Section 3 — Sensitivity Analysis (the nested loop)

This is the heaviest block: a 40×40 grid sweep over λ and daily log volume. For each combination, it recomputes the full 640-day arrays and records which day maximizes efficiency (subject to the compliance floor).

Two output matrices are produced:

  • opt_retention[i,j] — the optimal $T^*$ for parameter pair $(i,j)$
  • opt_efficiency[i,j] — the peak efficiency at that $T^*$

These feed directly into the two 3D surface plots.

Performance note: the inner loop is 1,600 iterations × 640 days = ~1M operations. NumPy vectorization keeps this well under 5 seconds on Colab without needing multiprocessing, but if you push the grid to 100×100, wrap the inner body with joblib.Parallel.

Section 4 — Finding $T^*$ for the Base Case

After filtering days below the compliance minimum (90 days), idxmax() on the efficiency column finds the optimal retention period. The result is printed immediately so you see the answer before any plotting.

Section 5 — Tier Cost Breakdown

We integrate daily cost separately within each tier’s date range using np.trapz to show how much of the total bill comes from Hot vs. Warm vs. Cold storage. This feeds the pie chart.

Section 6 — Six-Panel Figure

Panel What it shows
Top-left Daily cost (red) and daily value decay (green) on dual axes
Top-right Efficiency curve — the key optimization result with $T^*$ marked
Mid-left Cumulative cost and value as filled area charts
Mid-right Pie chart of cost breakdown across tiers at $T^*$
Bottom-left 3D surface: how $T^*$ changes with decay rate and log volume
Bottom-right 3D surface: how peak efficiency changes with the same parameters

Graph Explanations

Efficiency curve (top-right) is the heart of the analysis. It rises quickly in the early days because you’re accumulating value faster than cost. Once the log value has decayed significantly, each additional day of retention costs more than it’s worth — so the curve bends down. The red dashed line marks $T^*$, the exact inflection you want to set your retention policy at.
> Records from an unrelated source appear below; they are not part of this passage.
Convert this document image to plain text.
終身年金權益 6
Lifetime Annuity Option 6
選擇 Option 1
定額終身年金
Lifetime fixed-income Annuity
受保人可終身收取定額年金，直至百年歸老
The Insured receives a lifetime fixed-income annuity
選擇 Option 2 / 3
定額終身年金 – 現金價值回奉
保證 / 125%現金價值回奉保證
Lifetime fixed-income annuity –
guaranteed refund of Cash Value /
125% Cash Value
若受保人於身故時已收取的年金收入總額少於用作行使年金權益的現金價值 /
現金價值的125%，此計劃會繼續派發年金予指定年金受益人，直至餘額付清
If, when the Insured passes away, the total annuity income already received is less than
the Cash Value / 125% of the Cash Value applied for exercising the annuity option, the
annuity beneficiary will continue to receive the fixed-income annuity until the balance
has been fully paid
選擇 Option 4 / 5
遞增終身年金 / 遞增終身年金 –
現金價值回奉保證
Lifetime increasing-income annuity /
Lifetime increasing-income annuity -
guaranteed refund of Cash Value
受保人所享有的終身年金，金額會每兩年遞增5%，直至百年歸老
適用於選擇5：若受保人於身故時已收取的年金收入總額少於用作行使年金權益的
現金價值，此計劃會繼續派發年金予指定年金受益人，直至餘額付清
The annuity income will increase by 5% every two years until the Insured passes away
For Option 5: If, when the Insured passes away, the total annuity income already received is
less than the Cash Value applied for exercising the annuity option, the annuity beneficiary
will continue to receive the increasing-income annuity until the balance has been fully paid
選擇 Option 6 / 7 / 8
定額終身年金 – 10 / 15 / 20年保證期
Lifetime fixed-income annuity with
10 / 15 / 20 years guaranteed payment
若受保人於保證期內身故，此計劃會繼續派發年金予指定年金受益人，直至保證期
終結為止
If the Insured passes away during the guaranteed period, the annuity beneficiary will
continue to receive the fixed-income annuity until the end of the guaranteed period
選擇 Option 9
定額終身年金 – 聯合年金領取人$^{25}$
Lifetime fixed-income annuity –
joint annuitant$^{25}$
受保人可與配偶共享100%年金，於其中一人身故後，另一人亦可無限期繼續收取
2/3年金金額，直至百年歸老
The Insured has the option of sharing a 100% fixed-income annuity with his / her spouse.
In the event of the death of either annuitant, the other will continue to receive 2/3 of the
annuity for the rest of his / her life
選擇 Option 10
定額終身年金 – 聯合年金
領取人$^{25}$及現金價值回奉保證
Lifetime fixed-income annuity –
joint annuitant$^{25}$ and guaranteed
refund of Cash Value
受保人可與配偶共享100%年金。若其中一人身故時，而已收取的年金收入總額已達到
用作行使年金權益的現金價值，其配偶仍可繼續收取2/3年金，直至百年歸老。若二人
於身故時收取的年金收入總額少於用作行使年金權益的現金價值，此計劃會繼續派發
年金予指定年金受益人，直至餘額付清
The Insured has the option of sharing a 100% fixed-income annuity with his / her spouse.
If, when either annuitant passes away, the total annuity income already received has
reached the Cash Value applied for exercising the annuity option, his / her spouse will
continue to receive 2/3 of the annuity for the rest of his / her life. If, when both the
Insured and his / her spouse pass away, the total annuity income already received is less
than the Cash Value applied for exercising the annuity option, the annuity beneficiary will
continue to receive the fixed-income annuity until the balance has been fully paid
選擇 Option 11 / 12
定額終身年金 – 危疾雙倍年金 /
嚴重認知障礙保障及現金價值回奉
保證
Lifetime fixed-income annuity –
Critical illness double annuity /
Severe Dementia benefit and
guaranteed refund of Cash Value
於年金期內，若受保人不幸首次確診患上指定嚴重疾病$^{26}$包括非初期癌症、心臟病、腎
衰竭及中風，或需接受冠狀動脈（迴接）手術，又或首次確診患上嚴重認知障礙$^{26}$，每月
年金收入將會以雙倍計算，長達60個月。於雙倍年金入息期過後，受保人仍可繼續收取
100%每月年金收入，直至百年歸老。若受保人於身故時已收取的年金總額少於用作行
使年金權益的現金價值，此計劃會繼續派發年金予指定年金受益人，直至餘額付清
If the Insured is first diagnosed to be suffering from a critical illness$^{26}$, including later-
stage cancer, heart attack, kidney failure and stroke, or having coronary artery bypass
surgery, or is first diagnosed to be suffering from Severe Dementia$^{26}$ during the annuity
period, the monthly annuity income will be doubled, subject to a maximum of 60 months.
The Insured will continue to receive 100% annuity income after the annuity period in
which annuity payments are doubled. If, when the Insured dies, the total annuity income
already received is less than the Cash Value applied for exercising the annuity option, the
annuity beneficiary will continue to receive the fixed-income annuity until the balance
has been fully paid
Cumulative cost vs. value (mid-left) makes the crossover intuitive: as long as the green area grows faster than the red area, extending retention is a net positive.

Tier cost pie (mid-right) often surprises teams — despite Cold storage being the cheapest per GB, logs accumulate in that tier for the longest time, and it can still account for a significant slice of total spend.

3D optimal retention surface (bottom-left) is the most policy-relevant chart. It shows that:

  • Higher decay rates $\lambda$ → shorter optimal $T^*$ (logs lose value fast, so archive or delete sooner)
  • Higher log volume → doesn’t fundamentally shift $T^*$ because cost and value scale proportionally — the ratio stays similar

3D efficiency surface (bottom-right) complements this by showing that teams with rapidly decaying, low-volume logs actually achieve higher efficiency ratios — they can retain exactly what matters without paying for stale data.


Execution Results

✅ Optimal retention period : 90 days
   Peak efficiency (value/cost): 193.1498
   Cumulative cost at optimum : $0.22

Figure saved as log_retention_optimization.png

Key Takeaways

The math confirms what intuition suggests but makes it quantitative:

$$T^* = \arg\max_{T \geq T_{\min}} \frac{\int_0^T V_0 e^{-\lambda t},dt}{\int_0^T r(t)\cdot p(t),dt}$$

Once you parameterize $\lambda$ from your own access logs (how often do engineers actually open a 90-day-old log?) and plug in real storage pricing, this framework gives you a defensible, data-driven retention policy — not just a round number someone picked years ago.